By the time the Finnish War—the most brilliant campaign of his career—broke out in 1808, Kamensky had a reputation for being reckless with his soldiers' lives. However, he was promoted to Full General in 1809 and achieved important successes against the Swedes at Kuortane and Oravais. It was he who came up with a daring plan of the Russian infantry's crossing the frozen Gulf of Bothnia from Finland towards Umeå and Åland, which forced Sweden to cede Finland to Tsar Alexander.
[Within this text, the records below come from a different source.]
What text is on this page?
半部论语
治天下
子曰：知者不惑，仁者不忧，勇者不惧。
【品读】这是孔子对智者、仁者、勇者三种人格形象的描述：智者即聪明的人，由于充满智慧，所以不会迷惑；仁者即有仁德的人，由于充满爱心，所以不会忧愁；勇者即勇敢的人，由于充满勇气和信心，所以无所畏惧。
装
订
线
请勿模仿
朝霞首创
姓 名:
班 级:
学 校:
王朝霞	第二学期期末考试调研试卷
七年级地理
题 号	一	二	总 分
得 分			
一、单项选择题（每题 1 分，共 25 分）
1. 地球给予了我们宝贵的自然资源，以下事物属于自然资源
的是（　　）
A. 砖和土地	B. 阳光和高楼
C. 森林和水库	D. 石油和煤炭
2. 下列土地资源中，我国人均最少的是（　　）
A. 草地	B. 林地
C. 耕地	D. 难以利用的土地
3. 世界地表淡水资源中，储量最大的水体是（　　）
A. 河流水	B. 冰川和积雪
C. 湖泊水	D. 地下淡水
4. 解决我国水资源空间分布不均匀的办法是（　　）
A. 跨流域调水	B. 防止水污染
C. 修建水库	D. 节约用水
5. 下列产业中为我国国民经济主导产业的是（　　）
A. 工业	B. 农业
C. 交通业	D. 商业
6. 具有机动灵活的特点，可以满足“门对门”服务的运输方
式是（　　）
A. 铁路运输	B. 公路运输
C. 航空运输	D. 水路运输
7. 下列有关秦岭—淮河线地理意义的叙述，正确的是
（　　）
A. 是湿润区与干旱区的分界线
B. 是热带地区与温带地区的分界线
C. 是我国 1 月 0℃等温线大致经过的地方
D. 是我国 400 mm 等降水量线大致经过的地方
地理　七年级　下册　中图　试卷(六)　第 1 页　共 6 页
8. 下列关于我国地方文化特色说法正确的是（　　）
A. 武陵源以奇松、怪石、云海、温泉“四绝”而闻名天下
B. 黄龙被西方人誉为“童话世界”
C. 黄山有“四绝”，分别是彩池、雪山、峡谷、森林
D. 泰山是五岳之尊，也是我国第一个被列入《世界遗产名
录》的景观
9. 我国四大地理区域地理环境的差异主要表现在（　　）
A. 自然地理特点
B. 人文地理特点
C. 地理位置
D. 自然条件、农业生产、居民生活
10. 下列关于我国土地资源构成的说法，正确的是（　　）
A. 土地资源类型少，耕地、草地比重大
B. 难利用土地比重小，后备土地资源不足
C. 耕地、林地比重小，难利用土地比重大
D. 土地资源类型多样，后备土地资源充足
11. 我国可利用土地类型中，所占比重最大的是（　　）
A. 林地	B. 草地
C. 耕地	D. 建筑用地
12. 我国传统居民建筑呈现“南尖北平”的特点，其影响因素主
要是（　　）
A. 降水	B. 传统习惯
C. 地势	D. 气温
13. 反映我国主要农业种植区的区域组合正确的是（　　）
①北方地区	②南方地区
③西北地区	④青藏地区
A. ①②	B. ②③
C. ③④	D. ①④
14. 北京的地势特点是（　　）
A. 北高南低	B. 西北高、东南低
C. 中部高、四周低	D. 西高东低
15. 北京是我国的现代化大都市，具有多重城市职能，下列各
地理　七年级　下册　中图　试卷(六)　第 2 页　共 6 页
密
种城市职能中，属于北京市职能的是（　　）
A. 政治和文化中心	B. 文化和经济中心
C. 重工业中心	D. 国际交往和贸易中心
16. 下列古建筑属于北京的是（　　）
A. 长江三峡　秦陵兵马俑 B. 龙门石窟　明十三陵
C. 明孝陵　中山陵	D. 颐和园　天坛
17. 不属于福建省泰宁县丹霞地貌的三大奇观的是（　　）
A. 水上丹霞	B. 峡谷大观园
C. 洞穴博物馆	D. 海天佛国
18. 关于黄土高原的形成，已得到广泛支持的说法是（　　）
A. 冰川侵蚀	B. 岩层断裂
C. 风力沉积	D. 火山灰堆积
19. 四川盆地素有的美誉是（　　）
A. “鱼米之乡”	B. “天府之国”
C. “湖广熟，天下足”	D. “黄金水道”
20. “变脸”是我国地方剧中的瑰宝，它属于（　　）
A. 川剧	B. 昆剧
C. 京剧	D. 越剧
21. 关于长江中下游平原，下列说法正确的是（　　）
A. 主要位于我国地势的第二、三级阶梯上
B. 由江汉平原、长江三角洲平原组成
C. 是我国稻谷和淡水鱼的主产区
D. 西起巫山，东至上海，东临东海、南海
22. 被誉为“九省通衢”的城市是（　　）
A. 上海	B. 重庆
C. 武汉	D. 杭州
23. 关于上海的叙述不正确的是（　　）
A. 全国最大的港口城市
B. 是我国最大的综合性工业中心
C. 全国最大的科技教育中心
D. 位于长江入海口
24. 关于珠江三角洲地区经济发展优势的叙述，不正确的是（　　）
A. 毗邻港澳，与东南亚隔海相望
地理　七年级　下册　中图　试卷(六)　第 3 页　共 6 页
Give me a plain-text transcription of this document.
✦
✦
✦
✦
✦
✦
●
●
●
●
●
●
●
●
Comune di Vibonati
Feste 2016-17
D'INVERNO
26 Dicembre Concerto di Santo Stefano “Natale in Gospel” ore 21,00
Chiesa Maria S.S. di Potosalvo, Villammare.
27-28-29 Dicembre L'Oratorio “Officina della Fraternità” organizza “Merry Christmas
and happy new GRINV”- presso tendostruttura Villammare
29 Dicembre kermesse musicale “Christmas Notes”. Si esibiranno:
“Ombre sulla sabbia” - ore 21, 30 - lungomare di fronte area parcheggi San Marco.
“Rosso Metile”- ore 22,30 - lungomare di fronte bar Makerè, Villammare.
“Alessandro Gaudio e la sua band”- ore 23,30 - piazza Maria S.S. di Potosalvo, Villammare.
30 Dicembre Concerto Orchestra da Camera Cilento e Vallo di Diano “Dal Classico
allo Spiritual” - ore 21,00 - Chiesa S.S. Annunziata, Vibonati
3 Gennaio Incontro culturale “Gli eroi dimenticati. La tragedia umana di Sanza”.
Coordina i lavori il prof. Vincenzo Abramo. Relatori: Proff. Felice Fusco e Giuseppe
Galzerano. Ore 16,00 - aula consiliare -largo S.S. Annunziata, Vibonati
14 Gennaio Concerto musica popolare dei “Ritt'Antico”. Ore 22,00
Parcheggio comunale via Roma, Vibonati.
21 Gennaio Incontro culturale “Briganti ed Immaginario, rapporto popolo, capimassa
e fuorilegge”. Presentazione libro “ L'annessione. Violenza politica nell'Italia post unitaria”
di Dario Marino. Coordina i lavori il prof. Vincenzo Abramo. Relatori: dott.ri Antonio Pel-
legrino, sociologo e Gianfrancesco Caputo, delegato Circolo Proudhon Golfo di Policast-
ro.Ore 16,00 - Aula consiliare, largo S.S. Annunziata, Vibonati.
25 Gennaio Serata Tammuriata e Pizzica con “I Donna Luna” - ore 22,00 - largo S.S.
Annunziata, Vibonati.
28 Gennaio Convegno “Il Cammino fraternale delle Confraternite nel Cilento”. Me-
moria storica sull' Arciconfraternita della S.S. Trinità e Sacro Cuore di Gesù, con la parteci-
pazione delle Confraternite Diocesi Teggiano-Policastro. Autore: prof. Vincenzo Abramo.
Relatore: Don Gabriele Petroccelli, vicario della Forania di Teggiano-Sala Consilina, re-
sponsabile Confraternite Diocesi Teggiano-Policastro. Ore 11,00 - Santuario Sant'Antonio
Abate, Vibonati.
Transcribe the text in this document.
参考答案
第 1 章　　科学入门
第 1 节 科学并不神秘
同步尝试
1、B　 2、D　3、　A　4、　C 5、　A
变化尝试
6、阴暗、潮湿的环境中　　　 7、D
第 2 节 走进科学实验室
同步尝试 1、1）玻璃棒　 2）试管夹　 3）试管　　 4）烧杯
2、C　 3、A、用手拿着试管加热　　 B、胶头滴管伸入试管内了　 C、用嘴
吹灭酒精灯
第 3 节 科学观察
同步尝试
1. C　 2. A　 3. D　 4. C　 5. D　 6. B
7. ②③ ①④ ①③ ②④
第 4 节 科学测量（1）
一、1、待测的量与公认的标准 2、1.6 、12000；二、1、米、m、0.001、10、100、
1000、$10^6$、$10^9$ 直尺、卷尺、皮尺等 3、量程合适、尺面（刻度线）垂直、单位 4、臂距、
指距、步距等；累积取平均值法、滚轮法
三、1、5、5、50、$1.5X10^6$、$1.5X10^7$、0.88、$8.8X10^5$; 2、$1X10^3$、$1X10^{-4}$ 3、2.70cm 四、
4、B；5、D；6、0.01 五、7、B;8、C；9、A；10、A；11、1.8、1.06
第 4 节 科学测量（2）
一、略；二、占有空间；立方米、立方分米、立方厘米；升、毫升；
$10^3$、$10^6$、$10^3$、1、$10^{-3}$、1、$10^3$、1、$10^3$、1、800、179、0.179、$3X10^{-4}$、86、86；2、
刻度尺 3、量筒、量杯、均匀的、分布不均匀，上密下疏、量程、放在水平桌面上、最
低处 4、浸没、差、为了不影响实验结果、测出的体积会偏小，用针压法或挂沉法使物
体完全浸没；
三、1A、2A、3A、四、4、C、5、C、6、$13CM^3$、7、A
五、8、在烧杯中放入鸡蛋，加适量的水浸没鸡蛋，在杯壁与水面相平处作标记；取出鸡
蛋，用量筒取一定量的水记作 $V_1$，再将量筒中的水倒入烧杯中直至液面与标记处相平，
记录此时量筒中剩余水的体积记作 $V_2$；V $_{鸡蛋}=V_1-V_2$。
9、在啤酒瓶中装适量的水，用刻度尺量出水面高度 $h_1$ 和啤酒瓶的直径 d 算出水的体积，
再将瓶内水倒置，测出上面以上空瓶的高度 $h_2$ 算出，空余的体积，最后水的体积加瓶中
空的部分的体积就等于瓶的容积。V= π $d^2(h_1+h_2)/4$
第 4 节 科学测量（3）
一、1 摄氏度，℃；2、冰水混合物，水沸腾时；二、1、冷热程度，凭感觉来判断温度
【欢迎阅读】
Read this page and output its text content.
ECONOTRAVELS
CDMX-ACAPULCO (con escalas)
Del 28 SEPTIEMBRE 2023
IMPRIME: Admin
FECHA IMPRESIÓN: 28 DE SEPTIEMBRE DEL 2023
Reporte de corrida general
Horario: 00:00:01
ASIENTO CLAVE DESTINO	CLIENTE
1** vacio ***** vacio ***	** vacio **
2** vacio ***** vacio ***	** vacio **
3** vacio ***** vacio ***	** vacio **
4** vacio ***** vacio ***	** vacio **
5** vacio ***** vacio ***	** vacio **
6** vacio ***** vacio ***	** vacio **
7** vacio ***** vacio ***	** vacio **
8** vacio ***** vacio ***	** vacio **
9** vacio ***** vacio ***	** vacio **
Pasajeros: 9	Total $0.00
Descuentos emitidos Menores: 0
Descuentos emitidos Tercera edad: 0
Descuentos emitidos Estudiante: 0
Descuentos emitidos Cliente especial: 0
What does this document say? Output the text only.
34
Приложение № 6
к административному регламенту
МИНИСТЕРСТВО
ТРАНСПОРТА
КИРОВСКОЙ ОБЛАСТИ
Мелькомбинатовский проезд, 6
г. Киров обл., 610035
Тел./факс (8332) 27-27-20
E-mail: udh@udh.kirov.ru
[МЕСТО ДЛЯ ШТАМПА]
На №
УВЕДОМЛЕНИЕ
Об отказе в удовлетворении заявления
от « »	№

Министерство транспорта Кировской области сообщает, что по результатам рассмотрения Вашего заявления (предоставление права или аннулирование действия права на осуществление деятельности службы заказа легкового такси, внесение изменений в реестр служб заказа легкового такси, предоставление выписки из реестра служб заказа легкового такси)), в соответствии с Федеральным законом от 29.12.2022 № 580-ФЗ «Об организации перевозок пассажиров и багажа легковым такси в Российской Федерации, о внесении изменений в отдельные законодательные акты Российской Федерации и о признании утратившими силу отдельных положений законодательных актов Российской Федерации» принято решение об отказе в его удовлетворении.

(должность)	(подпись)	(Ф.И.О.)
The war in the north over, Kamensky succeeded Bagration in charge of the Danube Army, which operated against the Turks in the Russo-Turkish War (1806–1812). Accompanied by his elder brother, Kamensky captured Silistra and, with his help, Bazargic but failed to take by storming Shumen and Rousse (Rusçuk). They together roundly defeated a 40,000-strong Turkish force of the Serasker of Sofia at the Battle of Batin on 9 September 1810. The Russians lost only 1,500 men, compared with losses of 10,000 for their opponents.

On 4 February 1811, Kamensky caught fever and was transported to Odessa for convalescence, leaving Louis Alexandre Andrault de Langeron in command. He died three months later, aged 34, unmarried and without any known children. Kamensky is related to British actresses Helen Mirren, DBE and her cousin, Tania Mallet, one of the Bond girls, whose great-great-great-grandfather was his elder brother, Count Sergei Mikhailovich Kamensky.